LONDON (Reuters) - British Cycling was rummaging around for the puncture repair kit on Thursday after technical director Shane Sutton's resignation left the track powerhouse deflating like a shredded inner tube on the road to Rio.
Less than 100 days before the start of the Olympic Games, the team that enjoyed medal bonanzas in Beijing and London is reeling from Wednesday's departure of Sutton, a key cog in Britain's rise to cycling superpower, over allegations of discrimination, sexism and bullying.
Straight-talking Australian Sutton, who became a father figure to Britain's first Tour de France winner Bradley Wiggins, had been suspended earlier in the week after British Cycling announced an independent review of its performance programs in the wake of mounting disquiet over the 58-year-old's leadership.

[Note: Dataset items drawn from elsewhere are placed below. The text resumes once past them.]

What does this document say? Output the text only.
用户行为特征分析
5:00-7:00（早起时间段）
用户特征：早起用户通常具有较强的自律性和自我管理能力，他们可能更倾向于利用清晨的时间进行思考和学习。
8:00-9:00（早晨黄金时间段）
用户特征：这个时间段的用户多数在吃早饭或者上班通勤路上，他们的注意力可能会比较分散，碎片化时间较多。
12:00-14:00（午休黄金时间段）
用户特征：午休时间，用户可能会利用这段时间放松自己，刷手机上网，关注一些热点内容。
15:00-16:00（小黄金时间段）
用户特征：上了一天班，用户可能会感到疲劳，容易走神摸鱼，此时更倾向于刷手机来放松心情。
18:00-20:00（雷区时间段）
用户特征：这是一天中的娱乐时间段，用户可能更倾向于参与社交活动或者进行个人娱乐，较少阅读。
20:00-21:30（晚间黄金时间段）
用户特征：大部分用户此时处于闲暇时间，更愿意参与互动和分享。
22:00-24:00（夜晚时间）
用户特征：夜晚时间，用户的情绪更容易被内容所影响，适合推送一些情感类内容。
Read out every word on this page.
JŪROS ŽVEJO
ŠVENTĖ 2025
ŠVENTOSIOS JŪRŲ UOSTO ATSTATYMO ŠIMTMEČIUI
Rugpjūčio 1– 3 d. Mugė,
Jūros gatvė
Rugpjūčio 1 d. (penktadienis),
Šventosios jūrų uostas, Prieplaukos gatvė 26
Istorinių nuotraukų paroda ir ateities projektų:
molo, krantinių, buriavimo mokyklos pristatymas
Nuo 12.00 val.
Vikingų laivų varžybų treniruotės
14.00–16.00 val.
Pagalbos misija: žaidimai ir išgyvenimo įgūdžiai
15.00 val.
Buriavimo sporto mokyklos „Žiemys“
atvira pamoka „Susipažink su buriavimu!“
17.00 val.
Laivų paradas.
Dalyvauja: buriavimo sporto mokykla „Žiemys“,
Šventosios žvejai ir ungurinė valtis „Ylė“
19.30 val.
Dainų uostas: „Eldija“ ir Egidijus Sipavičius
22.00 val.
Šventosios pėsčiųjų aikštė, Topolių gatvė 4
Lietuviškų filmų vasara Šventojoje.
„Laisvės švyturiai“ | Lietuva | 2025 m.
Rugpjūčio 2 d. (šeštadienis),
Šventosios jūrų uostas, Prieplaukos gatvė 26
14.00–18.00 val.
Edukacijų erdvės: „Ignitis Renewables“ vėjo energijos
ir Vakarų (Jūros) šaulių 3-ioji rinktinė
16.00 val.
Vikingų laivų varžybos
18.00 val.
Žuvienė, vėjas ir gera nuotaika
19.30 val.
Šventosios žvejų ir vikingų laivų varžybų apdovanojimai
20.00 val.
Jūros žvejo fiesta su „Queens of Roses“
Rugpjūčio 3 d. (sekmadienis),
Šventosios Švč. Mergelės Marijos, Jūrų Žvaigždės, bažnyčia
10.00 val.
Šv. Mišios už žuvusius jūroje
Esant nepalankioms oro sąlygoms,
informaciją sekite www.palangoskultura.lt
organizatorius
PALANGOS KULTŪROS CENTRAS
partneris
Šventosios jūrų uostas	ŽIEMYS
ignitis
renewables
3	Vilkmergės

Jess Varnish, the rider who sparked the current meltdown when she claimed Sutton told her "to go and have a baby" after being dropped from the squad, said at the heart of British Cycling's slick exterior was a "culture of fear".
Other have come out in support of the 25-year-old, including Olympic champions Victoria Pendleton and Nicole Cooke.
"I know exactly how miserable they made me," former sprint queen Pendleton, told British media this week.
Paralympic cyclist Darren Kenny said Sutton, 58, described para-cyclists as "gimps" and "wobblies" -- terms often used in good humor by Paralympic athletes amongst themselves.
Others within the team, including Rio road race medal hope Geraint Thomas have leapt to Sutton's defense while the likes of Wiggins and Mark Cavendish, who have both returned to the track for one final tilt at Olympic glory, remain fiercely loyal to the coach who helped transform their careers.
Olympic champion Laura Trott, too, describes her dealings with Sutton as "wholly positive".
Divisions and splits in the camp are hardly ideal preparation for a team already under pressure to try and emulate the success of Beijing and London where they easily topped the cycling medals table, winning eight golds at each.
To add to the toxic mix, media reports on Thursday said expensive British Cycling kit, including race bikes worth thousands of pounds, was being sold online for profit.
UK Sport, which has funded British Cycling to the tune of 30 million pounds ($43.69 million) in the four-year Rio cycle, ordered an urgent investigation into the claims.
Yet, at last month's UCI track championships in London everything was looking rosy and there were ominous signs that the British team was moving through the gears just in time for Rio.
Olympic champions Trott and Jason Kenny blasted to gold in the omnium and sprint respectively.
Euphoric scenes reminiscent of London 2012 greeted Wiggins and Cavendish as they snatched the Madison gold in thrilling fashion.
The feelgood factor was palpable and Sutton, who stepped up from head coach to the top job when Beijing and London mastermind Dave Brailsford quit to concentrate on Team Sky in 2014, seemed on track to deliver a healthy Rio medal haul and justify UK Sport's huge investment.
His departure breaks another link in the chain though.
Brailsford, whose "marginal gains" obsession transformed the team's fortunes, is busy running Team Sky while sports psychology guru Steve Peters is no longer working with the team.
Now Sutton, who has denied all the allegations leveled at him, is gone too and the wheels are in danger of falling off.
"Any team would miss a coach of his caliber and inevitably this will be a loss to the organization at this time in the Olympic cycle," Brailsford said this week.
Andy Harrison, formerly the programs director for British Cycling, has stepped into the breach and will try and steer the team back on the right track.